Estimated time of reading: ~ 3 minutes
This article presents if and how the EU financial stability is endangered nowadays with the Russian invasion in Ukraine and other phenomena that are occurring worldwide. Financial stability is the ability of the financial system, including financial intermediaries, markets, and market infrastructures, to withstand shocks and reduce financial imbalances. This decreases the risk of major financial intermediation disruptions that have a negative impact on real economic activity. So, is the EU economic rise endangered?
According to a Eurostat report released on May, economic activity in the EU and eurozone slowed substantially in the fourth quarter of 2021 and the first quarter of 2022, indicating the weakness of most of the top economies hit by the spread of omicrons. According to a preliminary estimate from the European Statistical Office, the EU’s seasonally adjusted gross domestic product (GDP) increased by only 0.4 percent in the fourth quarter, compared to 2.2 percent in the previous three months. Eurozone GDP increased by 0.3 percent in the fourth quarter of 2021, compared to 2.3 percent the previous quarter. Seasonally adjusted GDP increased by 4.8 percent year over year, following 4.1 percent growth the previous quarter.
Following a drop in 2020, the EU’s GDP increased by 5.3 percent last year, with the Commission forecasting 4% growth this year, followed by a decline to 2.8 percent in 2023. The European economy continues to encounter challenges, notably in the form of new pandemics and supply chain bottlenecks, particularly in microchips and metals.
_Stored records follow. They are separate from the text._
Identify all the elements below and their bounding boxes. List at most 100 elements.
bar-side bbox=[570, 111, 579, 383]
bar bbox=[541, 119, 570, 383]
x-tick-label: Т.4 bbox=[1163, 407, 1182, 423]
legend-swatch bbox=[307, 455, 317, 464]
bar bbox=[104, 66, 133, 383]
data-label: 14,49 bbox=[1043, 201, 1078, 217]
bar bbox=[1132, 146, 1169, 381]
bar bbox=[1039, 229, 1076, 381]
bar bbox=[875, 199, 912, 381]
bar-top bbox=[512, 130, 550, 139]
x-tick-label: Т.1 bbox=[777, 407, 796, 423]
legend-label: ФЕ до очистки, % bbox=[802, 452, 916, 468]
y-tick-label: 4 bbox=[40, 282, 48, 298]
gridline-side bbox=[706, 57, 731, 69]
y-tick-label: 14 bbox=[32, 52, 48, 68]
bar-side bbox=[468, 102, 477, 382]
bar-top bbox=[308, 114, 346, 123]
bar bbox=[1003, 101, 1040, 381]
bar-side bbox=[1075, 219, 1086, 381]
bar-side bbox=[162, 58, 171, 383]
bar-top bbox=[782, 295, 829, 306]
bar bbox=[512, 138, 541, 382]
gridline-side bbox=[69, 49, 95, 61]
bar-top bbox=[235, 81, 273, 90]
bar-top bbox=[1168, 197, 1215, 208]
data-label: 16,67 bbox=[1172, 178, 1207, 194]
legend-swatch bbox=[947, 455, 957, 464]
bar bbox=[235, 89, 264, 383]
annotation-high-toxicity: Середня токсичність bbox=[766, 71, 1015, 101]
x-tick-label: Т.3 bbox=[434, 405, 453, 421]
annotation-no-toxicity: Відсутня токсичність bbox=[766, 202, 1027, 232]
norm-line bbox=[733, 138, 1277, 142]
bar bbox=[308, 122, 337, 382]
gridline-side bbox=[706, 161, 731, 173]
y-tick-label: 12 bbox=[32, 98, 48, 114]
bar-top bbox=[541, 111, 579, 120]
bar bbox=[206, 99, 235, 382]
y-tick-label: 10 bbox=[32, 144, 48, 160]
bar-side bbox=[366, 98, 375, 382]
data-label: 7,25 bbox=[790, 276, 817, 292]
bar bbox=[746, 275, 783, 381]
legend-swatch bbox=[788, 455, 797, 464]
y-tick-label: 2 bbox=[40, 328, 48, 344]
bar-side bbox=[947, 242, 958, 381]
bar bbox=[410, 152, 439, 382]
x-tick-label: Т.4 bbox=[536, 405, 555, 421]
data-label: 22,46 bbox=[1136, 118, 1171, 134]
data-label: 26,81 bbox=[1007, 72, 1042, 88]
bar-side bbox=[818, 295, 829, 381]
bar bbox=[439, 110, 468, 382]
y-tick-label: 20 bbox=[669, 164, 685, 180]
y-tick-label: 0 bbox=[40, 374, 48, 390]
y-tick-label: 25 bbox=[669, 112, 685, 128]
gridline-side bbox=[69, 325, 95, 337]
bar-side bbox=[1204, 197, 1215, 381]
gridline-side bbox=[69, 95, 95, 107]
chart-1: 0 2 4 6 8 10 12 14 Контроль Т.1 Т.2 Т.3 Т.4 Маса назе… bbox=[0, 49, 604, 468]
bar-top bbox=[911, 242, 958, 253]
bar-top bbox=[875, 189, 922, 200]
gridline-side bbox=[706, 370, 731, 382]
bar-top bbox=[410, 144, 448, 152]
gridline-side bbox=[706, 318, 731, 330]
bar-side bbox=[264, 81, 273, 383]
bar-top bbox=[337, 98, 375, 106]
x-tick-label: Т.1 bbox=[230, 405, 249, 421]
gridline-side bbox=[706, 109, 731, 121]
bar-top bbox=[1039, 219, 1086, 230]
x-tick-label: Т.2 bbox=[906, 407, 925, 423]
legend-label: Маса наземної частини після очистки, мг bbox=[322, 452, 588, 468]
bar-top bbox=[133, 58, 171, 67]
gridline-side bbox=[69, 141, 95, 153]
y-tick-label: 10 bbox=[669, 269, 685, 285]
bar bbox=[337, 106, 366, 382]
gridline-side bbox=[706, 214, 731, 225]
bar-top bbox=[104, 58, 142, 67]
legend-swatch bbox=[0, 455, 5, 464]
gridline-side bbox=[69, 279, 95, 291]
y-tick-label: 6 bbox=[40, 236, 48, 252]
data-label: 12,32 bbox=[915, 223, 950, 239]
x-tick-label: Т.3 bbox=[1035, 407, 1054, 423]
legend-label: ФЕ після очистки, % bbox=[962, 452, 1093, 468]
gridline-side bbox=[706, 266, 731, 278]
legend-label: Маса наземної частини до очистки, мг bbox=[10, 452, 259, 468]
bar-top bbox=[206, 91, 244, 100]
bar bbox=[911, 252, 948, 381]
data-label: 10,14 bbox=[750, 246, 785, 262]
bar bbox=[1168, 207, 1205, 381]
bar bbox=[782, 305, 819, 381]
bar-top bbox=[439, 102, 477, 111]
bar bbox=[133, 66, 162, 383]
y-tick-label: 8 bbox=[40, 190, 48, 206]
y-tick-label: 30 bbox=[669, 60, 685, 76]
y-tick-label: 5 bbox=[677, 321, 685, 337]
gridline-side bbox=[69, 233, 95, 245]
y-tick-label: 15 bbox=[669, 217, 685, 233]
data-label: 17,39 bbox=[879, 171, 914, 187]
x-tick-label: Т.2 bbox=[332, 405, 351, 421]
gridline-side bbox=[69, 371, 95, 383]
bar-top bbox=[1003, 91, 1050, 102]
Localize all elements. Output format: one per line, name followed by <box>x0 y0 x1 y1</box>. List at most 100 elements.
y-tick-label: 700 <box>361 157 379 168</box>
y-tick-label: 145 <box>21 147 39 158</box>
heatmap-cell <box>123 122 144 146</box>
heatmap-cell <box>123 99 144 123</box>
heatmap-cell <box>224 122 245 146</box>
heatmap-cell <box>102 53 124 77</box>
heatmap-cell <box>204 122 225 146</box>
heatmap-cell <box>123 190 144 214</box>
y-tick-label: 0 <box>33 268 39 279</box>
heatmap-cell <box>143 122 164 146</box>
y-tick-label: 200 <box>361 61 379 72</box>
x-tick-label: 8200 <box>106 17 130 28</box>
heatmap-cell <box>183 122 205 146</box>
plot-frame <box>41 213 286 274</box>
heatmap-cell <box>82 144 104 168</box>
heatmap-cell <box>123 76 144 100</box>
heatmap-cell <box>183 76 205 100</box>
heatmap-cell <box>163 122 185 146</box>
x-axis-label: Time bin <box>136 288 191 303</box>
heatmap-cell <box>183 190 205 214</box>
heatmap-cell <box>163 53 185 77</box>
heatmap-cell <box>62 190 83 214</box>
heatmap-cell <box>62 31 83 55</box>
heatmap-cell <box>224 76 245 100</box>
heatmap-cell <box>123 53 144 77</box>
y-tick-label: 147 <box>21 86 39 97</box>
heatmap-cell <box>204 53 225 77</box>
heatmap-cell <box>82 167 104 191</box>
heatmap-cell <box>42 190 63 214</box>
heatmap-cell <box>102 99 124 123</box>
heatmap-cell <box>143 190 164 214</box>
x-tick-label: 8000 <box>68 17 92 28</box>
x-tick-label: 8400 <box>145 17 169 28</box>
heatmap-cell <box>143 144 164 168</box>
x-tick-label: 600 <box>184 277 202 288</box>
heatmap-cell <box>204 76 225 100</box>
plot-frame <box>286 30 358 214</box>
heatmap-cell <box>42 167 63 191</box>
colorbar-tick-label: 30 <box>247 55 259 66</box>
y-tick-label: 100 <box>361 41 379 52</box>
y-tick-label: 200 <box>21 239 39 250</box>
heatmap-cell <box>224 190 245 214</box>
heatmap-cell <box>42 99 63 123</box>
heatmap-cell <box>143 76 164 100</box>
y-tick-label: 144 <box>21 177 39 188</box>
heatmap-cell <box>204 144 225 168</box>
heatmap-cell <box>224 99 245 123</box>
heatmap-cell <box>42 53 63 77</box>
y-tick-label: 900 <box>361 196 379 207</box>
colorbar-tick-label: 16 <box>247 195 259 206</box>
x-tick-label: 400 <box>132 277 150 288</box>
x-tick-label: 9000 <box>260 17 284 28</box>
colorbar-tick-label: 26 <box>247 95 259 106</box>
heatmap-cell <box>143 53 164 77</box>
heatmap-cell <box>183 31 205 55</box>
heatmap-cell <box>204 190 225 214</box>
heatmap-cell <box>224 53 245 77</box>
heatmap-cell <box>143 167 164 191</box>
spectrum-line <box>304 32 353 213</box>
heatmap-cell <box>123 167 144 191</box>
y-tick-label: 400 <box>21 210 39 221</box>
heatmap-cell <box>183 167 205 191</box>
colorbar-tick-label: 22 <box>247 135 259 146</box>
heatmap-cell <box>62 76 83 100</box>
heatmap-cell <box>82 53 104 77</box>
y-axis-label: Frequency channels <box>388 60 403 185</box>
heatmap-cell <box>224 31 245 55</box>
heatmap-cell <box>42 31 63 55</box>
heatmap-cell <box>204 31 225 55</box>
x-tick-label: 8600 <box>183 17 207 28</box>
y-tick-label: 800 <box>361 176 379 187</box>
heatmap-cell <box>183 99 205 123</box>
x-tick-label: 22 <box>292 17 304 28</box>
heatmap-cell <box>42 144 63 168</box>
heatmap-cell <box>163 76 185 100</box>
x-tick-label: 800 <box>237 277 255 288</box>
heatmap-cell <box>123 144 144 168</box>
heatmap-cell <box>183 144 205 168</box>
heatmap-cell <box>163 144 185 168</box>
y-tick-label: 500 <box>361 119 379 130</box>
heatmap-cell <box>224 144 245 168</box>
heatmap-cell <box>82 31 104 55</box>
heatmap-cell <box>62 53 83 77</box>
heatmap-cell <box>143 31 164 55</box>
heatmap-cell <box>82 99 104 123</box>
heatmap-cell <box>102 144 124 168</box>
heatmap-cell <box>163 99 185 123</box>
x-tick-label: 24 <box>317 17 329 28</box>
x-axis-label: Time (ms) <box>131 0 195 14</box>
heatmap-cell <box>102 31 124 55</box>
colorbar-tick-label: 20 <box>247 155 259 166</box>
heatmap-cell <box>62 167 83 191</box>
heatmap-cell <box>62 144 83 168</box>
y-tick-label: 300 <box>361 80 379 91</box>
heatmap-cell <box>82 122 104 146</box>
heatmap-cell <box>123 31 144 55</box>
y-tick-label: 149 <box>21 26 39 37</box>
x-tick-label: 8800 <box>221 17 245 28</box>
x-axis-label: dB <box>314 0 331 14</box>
There are also unusually high energy prices, which are projected to remain longer than EC experts predicted in their autumn estimates. Inflation rose to 4.6 percent in the fourth quarter of 2021 and is likely to rise to 4.8 percent in the first quarter of this year due to high energy prices. And it will remain above three percent until the third quarter of this year, before returning to the European Central Bank’s two percent objective in 2023. Malta (6%), Spain (5.6%), Ireland (5.5%), and Poland (5.5%) are expected to have the greatest growth rates in the EU next year (five percent).
As a result of the war in Ukraine, the European Bank for Reconstruction and Development (EBRD) forecasts a higher economic slowdown and inflationary pressures in all of the territories it covers. According to a new EBRD analysis, Ukraine’s economy will contract significantly more than previously forecasted during the conflict. Production in its regions is forecast to expand by 1.1 percent this year, according to the latest EBRD report on regional economic prospects, which was released Monday. However, as compared to the predictions released at the end of March, this is a 0.6 percentage point downward revision.
If gas supplies are further disrupted, for example, per capita production in the EBRD regions might be 2.3 percent lower in 2022 and two percent lower in 2023 than in the baseline scenario. Many economies rely largely on gas in their energy mix, while others, such as those in the Caucasus and the southern and eastern Mediterranean, rely substantially on wheat imports and have traditionally sourced wheat from both Russia and Ukraine. Unlike the Baltic and Caucasus regions, which are seeing severe declines, the current estimates for the Western Balkans suggest primarily stasis, rather than a reduction in growth.
How the EU economy is going to recover and will it slow its pace will depend on the occurrences in Ukraine and will surely impede into uncertainties that will follow afterwards. European Union must find the right way to combat the challenges that arise from both traditional as well as form unconventional issues across the globe.